On January 9, 2009, Mr. Card travelled to Ulaanbaatar, Mongolia to meet the four partners/shareholders from Mongolia and Russia, who own the Erdenetsogt coal project. Meetings took place over the course of the week to discuss the terms of an acceptable Agreement. On Thursday, January 15, 2009, an agreement was reached, with all the participants present, whereby, Gulfside would acquire 100% of the project for a series of payments over 42 months totalling US$35 million. Gulfside engaged its lawyers to revise and produce a Share Purchase Agreement ("SPA") to reflect the terms of the agreed acquisition.
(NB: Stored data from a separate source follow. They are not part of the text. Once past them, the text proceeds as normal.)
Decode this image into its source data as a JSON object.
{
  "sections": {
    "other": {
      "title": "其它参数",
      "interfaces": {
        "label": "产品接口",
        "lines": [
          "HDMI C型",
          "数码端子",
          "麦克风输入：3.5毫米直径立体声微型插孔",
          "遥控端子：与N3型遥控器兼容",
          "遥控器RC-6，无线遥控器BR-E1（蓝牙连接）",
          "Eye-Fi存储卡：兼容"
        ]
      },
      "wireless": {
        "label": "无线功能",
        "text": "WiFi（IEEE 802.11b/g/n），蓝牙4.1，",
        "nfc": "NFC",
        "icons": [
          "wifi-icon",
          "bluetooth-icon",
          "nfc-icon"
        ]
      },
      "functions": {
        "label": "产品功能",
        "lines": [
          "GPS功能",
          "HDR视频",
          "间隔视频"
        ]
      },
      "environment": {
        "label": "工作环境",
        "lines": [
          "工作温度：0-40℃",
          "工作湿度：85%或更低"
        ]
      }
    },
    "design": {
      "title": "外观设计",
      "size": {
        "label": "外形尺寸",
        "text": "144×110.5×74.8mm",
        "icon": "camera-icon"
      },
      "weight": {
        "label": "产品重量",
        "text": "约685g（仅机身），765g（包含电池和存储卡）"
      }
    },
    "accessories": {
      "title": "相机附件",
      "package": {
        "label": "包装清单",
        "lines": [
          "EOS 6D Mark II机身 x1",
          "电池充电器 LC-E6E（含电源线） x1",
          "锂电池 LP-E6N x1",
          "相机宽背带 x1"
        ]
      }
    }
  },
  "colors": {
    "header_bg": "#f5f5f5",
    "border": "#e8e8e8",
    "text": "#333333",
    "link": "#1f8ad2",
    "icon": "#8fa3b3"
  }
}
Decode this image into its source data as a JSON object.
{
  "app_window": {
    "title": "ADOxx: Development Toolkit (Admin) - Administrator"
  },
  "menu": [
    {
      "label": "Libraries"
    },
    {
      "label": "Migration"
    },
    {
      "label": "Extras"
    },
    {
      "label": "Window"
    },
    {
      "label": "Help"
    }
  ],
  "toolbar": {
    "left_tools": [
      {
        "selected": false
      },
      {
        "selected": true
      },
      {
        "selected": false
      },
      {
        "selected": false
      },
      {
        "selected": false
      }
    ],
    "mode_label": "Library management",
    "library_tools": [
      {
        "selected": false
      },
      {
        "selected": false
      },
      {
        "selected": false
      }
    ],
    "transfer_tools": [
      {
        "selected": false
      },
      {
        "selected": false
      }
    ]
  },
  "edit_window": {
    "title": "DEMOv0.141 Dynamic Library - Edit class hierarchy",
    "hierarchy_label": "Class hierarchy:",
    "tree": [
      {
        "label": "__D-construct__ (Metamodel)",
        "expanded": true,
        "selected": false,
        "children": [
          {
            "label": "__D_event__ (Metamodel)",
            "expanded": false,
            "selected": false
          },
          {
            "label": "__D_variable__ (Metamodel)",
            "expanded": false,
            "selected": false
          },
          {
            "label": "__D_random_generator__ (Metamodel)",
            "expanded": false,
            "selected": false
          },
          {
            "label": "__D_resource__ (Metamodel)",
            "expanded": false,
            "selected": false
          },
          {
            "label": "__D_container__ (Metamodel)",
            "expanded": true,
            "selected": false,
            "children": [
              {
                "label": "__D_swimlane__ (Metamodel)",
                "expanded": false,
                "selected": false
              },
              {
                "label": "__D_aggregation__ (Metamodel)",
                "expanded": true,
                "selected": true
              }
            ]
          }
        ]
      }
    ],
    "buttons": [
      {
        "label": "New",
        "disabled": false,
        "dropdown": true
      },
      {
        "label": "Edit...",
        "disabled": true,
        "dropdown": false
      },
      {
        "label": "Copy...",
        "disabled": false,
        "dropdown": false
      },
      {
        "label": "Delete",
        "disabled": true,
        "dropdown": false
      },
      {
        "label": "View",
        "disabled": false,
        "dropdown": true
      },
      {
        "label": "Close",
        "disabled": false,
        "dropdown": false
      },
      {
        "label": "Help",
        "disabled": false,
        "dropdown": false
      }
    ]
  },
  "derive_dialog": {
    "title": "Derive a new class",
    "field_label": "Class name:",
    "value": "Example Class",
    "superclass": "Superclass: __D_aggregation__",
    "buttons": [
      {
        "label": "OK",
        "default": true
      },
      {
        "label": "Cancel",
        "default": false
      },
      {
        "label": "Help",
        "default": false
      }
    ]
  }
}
Over the next ten days a draft SPA and other items were produced and sent to the vendors for consideration.

On January 28, 2009, a court date was pending in Ulaanbaatar to hear Gulfside's complaint, filed in late October 2008, against the vendors for non-compliance with the original Agreement of Cooperation relating to the Erdenetsogt license signed June 17, 2007. Because of the pending January 15th Agreement, the court date was put off until February 18, 2009.

The Gulfside team made numerous attempts to have the January 15, 2009 Agreement ratified but the vendors became ambiguous, changed their minds and came up with new proposals. The Company moved to accommodate the new proposals but still could not obtain a signed Agreement. The judgment in our favour was the result of the February 18, 2009 court date.

The Company intends to proceed with the Arbitration proceeding in London which resulted from the inaction of the vendor to deliver certain information to the TSX Venture Exchange in support of the Company's filing for approval of the March 7, 2008 acquisition of 49% of the company holding the shares of ECM LLC, the holder of the Erdenetsogt mineral license. The Company is confident of winning the Arbitration, which ruling is enforceable in Mongolia under International Legal Agreements.

The Company is now a 5% owner of the Erdenetsogt project and fully expects to prevail on the Arbitration in London for the 49% interest acquired under the March 7, 2008 Agreement. The Company expects it will be able to claim monetary damages or an additional share of the Project with the additional suit against the vendors to be filed in Mongolia. In the meantime, the vendors may decide to honour their many agreements and come to terms with the Company.

On behalf of the Board of Directors

Gulfside Minerals Ltd.

Robert L. Card, President

All statements, other than statements of historical fact, in this news release are forward-looking statements that involve various risks and uncertainties, including, without limitation, statements regarding the potential extent of mineralization and reserves, exploration results and future plans and objectives of Gulfside Minerals Ltd. These risks and uncertainties include, but are not restricted to, the amount of geological data available, the uncertain reliability of drilling results and geophysical and geological data and the interpretation thereof, and the need for adequate financing for future exploration and development efforts. There can be no assurance that such statements will prove to be accurate. Actual results and future events could differ materially from those anticipated in such statements. These and all subsequent written and oral forward-looking statements are based on the estimates and opinions of management on the dates they are made and are expressly qualified in their entirety by this notice. The Company assumes no obligation to update forward-looking statements should circumstances or management's estimates or opinions change except as required by securities law.

Neither TSX Venture Exchange nor its Regulation Services Provider (as that term is defined in the policies of the TSX Venture Exchange) accepts responsibility for the adequacy or accuracy of this release.